Turner Web Threat
NEW JERSEY JEWISH NEWS
on alert after Web site threat
by Robert Wiener
NJJN Staff Writer
The Anti-Defamation League urged Jewish institutions in New Jersey to ramp up security measures after a racist Web site discussed using yeshivas as bomb targets.
The threats appeared on a Web site run by Hal Turner, a North Bergen man who until last year broadcast a white supremacist radio program on shortwave radio and the Internet. When Turner recently suggested that readers of his Web site’s chat room begin “drawing up lists of Jewish Yeshivas here in the United States,” it led to a discussion in which contributors named specific schools and neighborhoods and urged killing yeshiva students.
“With winter weather comes winter coats,” wrote someone called “A-Bomb.” “With winter coats comes concealed weapons. With concealed weapons comes dead yeshiva students.”
The New Jersey region of the ADL, whose national office monitors hate groups, notified the New Jersey Office of Counterterrorism, the FBI, and local police departments as well as synagogues, schools, and Jewish community relations committees, said Etzion Neuer, ADL’s regional director in New Jersey.
“It is unclear whether or not the threat is constitutionally protected free speech,” said Neuer, “but we just err on the side of caution.”
Although an ADL report said Turner has a record of “explicitly encouraging extreme violence against Jews, other minorities, and government officials,” Neuer acknowledged that “Turner himself does not have any history of violence.” Nevertheless, Neuer said, his “concern is less with Turner than with the lone wolf phenomenon.”
“We only have to go back to the incident in the Los Angeles JCC several years ago,” said Neuer, referring to the August 1999 attack on the North Valley Jewish Community Center in the Los Angeles suburb of Granada Hills. Buford Furrow, a member of the racist Aryan Nation, was given a life sentence for killing a postal worker and wounding five people in the shooting spree.
“For most people the watchword here is vigilance,” Neuer said, “and not just around the High Holy Days. This really goes to the message that we try to encourage in Jewish communal institutions and all institutions, for that matter: that people have to be careful and if you see something, to say something. It means having a security plan in place.”
Neuer said the yeshivas in Lakewood — the heavily Orthodox town in southern New Jersey specifically mentioned in one of the chat room posts — and other parts of the state “are covering their bases. They took the threat seriously, and they are working very closely with law enforcement for the safety and security of their constituents.”

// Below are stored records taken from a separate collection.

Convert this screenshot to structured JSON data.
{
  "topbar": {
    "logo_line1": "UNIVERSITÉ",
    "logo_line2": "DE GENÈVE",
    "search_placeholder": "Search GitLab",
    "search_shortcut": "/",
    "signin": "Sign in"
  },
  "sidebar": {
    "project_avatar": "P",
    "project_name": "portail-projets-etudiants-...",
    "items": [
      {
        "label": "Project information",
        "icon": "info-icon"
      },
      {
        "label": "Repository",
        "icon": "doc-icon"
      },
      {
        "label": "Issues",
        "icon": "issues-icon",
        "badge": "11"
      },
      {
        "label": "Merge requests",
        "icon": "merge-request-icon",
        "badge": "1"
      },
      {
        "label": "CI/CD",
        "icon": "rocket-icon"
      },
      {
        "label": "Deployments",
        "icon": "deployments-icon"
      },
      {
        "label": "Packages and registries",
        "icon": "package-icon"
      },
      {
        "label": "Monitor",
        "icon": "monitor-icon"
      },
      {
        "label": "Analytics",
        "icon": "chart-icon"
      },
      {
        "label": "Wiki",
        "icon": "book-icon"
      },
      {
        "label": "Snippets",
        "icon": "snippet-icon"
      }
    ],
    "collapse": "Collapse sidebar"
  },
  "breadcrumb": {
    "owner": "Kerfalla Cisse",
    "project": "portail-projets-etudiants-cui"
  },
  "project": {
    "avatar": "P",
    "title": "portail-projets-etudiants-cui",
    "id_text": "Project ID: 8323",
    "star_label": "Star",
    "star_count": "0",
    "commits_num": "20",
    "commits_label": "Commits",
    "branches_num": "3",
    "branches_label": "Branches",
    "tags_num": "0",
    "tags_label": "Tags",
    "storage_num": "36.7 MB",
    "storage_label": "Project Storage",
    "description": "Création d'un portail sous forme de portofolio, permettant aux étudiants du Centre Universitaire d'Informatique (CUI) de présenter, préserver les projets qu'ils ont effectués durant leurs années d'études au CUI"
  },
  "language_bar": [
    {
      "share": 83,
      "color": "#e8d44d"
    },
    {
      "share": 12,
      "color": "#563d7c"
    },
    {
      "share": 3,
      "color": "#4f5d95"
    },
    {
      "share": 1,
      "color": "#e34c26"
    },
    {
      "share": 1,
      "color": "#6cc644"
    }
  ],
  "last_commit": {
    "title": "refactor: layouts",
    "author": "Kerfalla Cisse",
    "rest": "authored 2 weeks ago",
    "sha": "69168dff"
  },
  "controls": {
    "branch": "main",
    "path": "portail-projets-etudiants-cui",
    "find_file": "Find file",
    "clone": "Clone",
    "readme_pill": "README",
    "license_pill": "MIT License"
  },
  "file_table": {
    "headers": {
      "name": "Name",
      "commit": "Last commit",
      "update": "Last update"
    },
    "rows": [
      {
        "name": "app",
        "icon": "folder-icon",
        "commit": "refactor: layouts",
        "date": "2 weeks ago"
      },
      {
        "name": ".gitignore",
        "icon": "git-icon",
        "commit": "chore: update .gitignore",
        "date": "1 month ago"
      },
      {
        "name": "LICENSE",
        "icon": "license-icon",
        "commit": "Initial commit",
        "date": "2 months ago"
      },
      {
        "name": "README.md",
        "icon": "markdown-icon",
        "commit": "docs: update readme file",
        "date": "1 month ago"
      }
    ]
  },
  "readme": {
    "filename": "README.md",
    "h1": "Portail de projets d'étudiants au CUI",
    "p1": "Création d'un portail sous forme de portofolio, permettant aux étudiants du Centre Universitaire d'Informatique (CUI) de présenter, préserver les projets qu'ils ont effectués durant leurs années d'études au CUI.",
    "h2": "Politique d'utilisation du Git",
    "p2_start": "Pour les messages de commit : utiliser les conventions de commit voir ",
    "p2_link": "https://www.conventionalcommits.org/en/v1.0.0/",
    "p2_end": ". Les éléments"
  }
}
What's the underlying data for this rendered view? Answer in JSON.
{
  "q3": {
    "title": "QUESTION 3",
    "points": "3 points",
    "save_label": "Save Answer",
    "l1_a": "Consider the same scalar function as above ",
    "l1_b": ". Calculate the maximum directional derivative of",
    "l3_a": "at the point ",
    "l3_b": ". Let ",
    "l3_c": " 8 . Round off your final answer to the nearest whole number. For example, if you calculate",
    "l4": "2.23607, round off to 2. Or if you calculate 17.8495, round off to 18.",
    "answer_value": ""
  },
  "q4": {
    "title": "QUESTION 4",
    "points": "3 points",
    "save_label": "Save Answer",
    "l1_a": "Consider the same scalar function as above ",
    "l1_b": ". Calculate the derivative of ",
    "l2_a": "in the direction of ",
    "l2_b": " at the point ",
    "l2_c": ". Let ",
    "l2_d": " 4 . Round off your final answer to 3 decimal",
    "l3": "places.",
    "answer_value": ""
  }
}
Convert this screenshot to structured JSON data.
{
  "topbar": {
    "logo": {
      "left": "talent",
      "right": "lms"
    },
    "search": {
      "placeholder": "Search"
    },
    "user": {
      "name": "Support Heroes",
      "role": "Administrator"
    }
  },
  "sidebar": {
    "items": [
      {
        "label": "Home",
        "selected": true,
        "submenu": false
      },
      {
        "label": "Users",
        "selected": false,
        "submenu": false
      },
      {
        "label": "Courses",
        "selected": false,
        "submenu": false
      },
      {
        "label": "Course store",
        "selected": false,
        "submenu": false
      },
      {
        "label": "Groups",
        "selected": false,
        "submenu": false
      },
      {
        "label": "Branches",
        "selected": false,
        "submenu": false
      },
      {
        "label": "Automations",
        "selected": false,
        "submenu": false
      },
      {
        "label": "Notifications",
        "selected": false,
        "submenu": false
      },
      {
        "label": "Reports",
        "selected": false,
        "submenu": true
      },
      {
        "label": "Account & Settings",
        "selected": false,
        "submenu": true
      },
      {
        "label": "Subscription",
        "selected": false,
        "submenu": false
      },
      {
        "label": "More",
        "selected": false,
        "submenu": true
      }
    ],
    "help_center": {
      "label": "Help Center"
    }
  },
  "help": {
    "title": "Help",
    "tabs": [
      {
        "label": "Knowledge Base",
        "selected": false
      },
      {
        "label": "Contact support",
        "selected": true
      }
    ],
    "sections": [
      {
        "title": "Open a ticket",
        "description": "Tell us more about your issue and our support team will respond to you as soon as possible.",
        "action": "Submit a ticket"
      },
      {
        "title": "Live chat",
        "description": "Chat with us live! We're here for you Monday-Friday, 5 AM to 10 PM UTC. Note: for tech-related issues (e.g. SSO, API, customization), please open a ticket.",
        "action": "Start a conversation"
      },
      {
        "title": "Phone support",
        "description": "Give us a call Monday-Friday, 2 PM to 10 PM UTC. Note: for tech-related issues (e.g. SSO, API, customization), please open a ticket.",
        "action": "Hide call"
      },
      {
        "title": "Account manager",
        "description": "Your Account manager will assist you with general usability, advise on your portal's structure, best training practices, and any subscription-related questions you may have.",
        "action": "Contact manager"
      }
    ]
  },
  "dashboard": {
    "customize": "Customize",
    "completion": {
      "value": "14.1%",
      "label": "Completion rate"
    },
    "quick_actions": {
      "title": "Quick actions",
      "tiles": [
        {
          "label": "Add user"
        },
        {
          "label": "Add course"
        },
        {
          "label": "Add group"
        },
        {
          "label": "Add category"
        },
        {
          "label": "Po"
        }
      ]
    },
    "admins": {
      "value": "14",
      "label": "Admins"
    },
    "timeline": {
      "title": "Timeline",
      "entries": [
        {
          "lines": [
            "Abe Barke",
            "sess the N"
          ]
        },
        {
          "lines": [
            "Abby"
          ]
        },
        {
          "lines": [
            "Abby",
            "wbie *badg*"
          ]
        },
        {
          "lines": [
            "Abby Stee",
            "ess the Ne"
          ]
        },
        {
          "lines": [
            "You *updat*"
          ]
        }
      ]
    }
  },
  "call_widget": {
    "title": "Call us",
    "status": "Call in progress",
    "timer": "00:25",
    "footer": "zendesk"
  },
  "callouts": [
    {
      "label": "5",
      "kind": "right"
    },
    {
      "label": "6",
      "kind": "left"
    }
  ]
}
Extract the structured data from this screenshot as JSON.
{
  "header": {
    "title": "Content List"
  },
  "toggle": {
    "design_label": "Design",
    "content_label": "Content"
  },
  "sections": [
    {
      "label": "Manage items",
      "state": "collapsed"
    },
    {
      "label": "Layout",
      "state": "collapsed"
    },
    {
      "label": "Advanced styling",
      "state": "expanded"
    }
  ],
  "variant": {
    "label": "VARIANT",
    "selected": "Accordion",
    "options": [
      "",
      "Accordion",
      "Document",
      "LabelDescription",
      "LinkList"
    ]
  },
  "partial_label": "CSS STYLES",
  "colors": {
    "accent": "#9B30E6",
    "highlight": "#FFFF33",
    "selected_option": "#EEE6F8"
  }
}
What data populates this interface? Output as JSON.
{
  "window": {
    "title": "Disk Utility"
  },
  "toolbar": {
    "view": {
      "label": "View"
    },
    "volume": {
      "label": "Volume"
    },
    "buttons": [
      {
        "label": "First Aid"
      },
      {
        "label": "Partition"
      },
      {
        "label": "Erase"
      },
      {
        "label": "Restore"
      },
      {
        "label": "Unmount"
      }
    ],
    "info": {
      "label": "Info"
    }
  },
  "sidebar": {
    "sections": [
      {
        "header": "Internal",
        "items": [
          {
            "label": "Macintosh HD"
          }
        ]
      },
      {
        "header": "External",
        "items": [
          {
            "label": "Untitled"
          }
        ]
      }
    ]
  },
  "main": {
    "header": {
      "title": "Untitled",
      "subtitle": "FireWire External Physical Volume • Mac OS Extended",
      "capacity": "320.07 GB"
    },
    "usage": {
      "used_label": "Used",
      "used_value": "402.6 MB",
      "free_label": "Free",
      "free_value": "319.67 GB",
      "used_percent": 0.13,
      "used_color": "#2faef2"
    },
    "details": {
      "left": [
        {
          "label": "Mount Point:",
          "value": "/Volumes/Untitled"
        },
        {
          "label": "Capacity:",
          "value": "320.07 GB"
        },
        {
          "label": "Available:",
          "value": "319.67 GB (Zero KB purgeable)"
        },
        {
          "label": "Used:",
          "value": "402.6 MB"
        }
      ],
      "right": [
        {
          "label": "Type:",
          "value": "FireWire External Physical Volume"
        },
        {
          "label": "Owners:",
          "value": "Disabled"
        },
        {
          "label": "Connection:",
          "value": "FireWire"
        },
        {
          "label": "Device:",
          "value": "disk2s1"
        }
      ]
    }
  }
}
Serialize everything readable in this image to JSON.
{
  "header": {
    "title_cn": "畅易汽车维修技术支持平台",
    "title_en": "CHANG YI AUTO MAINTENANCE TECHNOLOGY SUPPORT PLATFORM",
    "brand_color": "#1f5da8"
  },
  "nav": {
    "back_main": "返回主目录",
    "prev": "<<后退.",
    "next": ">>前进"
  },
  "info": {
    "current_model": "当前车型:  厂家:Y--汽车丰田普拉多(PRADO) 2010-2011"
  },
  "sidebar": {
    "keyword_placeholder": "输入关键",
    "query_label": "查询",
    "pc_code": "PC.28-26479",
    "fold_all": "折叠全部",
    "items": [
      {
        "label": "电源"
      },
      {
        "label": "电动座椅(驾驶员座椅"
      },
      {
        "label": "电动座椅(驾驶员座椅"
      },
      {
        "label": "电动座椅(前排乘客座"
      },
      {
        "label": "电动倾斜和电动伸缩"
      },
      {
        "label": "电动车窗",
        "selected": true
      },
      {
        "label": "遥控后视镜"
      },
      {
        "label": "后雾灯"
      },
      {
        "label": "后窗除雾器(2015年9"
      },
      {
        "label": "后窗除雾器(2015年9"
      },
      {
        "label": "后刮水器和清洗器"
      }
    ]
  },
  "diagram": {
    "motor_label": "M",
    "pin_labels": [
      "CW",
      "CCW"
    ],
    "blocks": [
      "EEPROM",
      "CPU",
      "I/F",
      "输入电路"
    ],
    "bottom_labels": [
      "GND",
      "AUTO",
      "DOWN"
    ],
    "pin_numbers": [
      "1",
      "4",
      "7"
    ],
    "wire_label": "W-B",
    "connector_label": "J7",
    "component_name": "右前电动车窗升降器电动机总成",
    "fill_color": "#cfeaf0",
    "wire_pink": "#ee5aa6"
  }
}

Neuer said the ADL is sensitive to laws protecting free speech but that it “cannot ignore expressions of hate that cross the line until they become real security concerns. We acknowledge the right of someone as despicable as Turner and his ilk to say what they want to about anybody. But we would insist on that same right to call that filth what it is.”
Contributors to the chat room referred specifically to the “numerous shules” in the heavily Orthodox community of Lakewood, and to Hillel Yeshiva High School in Monmouth County.
Stanley Stone, executive vice president of the Jewish Federation of Central New Jersey, said, “No threats to institutions in Central Jersey have come to us through official channels. But this time of year we do as we always do by sending out security reminders to the local synagogues and Jewish agencies. I think in this day and age, every threat has to be dealt with by being prepared. You can’t prevent something from happening, but we always remind everyone to keep their guard up.”
Attempts to contact Turner by telephone and to visit his North Bergen apartment were unsuccessful.